For anyone who doesn’t understand Spanish, the word means “wolf.” Basically, the Raptor not only gets a better animal reference in Mexico (since wolfs aren’t extinct, at least not yet), but it’s also likened to one of the most fascinating apex predators that ever walked on planet Earth.

How a menacing all-black Ford F-150 “Lobo” Raptor intended for the Mexican market ended up in a video of the European YouTube channel AutoTopNL is a bit of a mystery. But only at first, because the early footage depicting the high-performance truck while standing still also give us an important hint.

As far as we can tell, the Raptor sports a set of dealer plates. A quick look across the internet shows there’s a bunch of companies in The Netherlands that will treat an interested customer to a 2020 Ford F-150 (Lobo) Raptor upon request.

With the conundrum settled, it’s time to focus on the angry growls of the North American pickup truck, which seem to attract the attention of local four-legged residents easily.
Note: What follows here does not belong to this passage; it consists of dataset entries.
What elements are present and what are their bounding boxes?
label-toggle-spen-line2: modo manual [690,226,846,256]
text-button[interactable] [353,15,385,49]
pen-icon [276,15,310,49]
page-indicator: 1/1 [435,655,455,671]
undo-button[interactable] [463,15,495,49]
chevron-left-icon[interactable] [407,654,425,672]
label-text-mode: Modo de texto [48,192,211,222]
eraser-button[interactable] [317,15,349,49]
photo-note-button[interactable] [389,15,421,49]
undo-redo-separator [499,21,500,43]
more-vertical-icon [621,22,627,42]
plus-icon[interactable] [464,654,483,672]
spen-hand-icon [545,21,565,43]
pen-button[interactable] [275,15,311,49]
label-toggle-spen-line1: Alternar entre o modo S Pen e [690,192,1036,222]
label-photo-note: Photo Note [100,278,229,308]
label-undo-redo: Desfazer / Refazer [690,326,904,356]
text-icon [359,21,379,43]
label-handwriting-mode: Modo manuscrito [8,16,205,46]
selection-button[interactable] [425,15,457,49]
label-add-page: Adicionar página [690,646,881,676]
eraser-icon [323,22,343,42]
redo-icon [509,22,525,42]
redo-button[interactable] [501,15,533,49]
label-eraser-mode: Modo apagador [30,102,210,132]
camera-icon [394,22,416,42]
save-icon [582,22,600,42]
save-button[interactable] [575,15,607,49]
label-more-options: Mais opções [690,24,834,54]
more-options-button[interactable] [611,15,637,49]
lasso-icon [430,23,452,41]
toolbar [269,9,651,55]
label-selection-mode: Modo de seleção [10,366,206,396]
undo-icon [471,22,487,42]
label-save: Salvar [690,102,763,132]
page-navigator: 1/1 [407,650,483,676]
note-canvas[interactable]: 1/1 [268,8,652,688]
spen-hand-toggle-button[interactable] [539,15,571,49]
After all, isn’t that a horse neigh of approval we hear from the 0:53 mark while the Raptor travels the quiet alleys of a little town?

That’s one question we’re probably never going to get answered, but at least the zero to 62 mph (100 kph) acceleration test brings another puzzle piece to the table. The initial performance card we’re presented in the beginning called for the 3.5-liter V6 biturbo mill to send those 450 ponies to all four wheels and extract a feisty 5.9-second sprint.

But the GPS data logger showed it’s a bit off from the task, nailing the threshold in precisely 6.4 seconds. Frankly, this finding sounds more accurate than AutoTopNL’s initial estimate, given that Ford’s own official figure isn’t exactly way better at 6.3 seconds.